Miniatures and Patio Roses

Same pruning as floribundas, and if all else fails, cut them back half or even two-thirds and they will be happy campers! They have dormant buds very close together so you don't even have to pay particular attention to were your cut is.

Shrub and David Austin Roses

It's difficult to recommend pruning methods of such a diverse group of roses so just follow the basic 4D Rules and tidy them up! Shrubs will have many canes and it's a good idea to thin out some of the oldest ones. I find that most of my David Austin Roses look best when pruned about half way, but some of my larger ones look nice when I trim of just the top third of the plant and allow them to arch or branch over. Pruning this group is all about how big or how small you want your plant to be.

Climbers and Ramblers

Everyone seems to freak out when it comes time to prune their climbers. In a nut shell, if it's too big prune it harder; if it's not big enough then prune less!

Ramblers were introduced before climbers and have more flexible canes. Most flower once in the summer on last year's wood. Since they flower on old wood, you don't want to prune them hard in spring. Tidy gardeners tend to prune the old growth out of ramblers after they flower, and train in the strong new shoots that will flower the next summer. Many of my Ramblers have masses of old wood left in them and they continue to flower in mass each summer, despite what I do or don't do to them!

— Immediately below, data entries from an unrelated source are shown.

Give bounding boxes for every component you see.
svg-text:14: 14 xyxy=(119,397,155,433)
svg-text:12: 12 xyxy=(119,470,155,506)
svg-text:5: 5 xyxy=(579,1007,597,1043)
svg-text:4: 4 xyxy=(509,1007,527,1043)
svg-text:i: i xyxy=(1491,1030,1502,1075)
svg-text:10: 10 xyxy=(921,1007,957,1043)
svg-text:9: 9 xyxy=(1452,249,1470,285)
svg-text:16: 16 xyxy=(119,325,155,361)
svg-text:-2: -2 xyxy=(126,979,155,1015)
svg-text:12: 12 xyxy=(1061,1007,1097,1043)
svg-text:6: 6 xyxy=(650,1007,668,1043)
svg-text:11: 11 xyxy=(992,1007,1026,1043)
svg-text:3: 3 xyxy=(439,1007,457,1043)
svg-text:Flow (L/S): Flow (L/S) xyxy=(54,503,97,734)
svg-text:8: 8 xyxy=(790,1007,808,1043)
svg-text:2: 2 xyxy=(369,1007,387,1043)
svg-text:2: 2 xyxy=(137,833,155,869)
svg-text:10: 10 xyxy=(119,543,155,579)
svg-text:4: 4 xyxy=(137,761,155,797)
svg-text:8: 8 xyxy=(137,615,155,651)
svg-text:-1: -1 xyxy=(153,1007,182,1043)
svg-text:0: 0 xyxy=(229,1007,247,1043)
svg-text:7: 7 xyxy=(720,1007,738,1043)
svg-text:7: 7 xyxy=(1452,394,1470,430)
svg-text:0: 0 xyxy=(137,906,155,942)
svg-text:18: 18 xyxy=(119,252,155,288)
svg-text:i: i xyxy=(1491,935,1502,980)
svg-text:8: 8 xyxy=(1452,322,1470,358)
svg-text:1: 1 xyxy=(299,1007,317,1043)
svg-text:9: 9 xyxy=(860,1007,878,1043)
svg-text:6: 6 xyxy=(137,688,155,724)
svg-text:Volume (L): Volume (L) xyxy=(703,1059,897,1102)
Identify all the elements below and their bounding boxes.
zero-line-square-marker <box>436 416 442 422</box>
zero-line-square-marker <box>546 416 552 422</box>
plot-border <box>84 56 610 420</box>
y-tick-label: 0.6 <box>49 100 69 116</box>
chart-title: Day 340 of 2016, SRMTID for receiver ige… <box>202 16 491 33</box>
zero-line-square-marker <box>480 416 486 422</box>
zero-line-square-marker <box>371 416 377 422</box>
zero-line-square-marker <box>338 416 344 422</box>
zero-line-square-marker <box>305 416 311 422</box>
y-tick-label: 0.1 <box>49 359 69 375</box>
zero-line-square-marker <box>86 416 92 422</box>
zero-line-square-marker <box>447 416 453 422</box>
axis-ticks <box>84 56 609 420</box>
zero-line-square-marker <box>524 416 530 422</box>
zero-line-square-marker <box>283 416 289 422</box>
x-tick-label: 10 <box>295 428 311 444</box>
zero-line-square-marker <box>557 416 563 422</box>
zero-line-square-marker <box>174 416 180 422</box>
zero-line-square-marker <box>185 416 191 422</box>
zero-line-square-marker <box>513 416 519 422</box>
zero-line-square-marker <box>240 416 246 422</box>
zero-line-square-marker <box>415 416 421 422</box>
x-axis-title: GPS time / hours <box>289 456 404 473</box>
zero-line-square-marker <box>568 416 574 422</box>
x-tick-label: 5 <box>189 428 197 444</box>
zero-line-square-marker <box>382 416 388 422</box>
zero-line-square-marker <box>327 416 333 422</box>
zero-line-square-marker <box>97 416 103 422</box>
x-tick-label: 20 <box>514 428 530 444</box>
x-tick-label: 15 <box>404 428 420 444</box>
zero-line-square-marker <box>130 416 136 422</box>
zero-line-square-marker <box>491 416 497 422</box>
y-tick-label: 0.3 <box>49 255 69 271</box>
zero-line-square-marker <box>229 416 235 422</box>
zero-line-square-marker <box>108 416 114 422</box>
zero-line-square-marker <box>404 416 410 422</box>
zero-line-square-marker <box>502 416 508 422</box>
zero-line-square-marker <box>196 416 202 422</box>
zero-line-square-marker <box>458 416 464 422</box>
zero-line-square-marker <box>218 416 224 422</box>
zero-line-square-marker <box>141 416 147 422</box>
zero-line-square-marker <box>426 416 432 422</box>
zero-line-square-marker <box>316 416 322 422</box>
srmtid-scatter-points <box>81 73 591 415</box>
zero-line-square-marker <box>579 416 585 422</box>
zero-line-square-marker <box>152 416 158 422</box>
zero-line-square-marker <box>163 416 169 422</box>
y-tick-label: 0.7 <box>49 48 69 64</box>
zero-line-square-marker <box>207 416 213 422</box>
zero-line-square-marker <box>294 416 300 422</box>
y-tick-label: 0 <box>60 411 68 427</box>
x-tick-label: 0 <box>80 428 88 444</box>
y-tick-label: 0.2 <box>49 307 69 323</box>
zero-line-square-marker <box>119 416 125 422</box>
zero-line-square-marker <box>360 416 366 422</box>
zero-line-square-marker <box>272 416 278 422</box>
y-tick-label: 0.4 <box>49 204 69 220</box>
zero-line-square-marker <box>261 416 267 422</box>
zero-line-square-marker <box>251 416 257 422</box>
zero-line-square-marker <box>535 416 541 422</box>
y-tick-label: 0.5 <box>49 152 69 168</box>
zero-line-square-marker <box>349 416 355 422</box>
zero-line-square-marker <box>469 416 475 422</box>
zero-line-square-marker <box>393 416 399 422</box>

Climbers flower all summer and tend to be what most gardeners plant. This type of rose can be pruned according to the gardener's needs. They tend to flower best when their longer canes are arched over, causing them to send up more lateral flowering shoots. These laterals can be pruned back harder to the main canes that are trained in place. Pruning in this fashion will encourage your climber to push out new growth each season. I also prune some of the climbing canes low or stagger-prune them to have flowers blooming at different heights rather than just on top.

Old Garden Roses

One of the most beautiful and elegant groups of roses. The majority of OGRs flower for a month in summer but do not repeat bloom. They are best pruned lightly, with some of the old growth thinned out and the tops trimmed back no more than one third. If you must prune your old roses harder, do this in the summer just after they flower, so they will produce new young canes that will flower the following summer. Many roses in this group make wonderful climbers if trained in this fashion. Prune them according to your training methods but leave plenty of last year's wood for them to flower on.

Ground Cover Roses

This indestructible group is often used in mass plantings but can also be used as single specimen plants in smaller gardens. They have this habit of growing much larger than expected here on the west coast and will benefit from a thinning haircut each season. You can just take the hedge sheers to these tough roses and then remove some of the old canes, or you can hand prune if you wish. Don't worry about looking for buds, they have them every quarter-inch and really don't care where you cut them. This is a group of roses that will flower well with little regard to how they are pruned. I tend to find them messy looking when dormant, so this is why I like to thin and haircut them! Do as you please, they don't mind.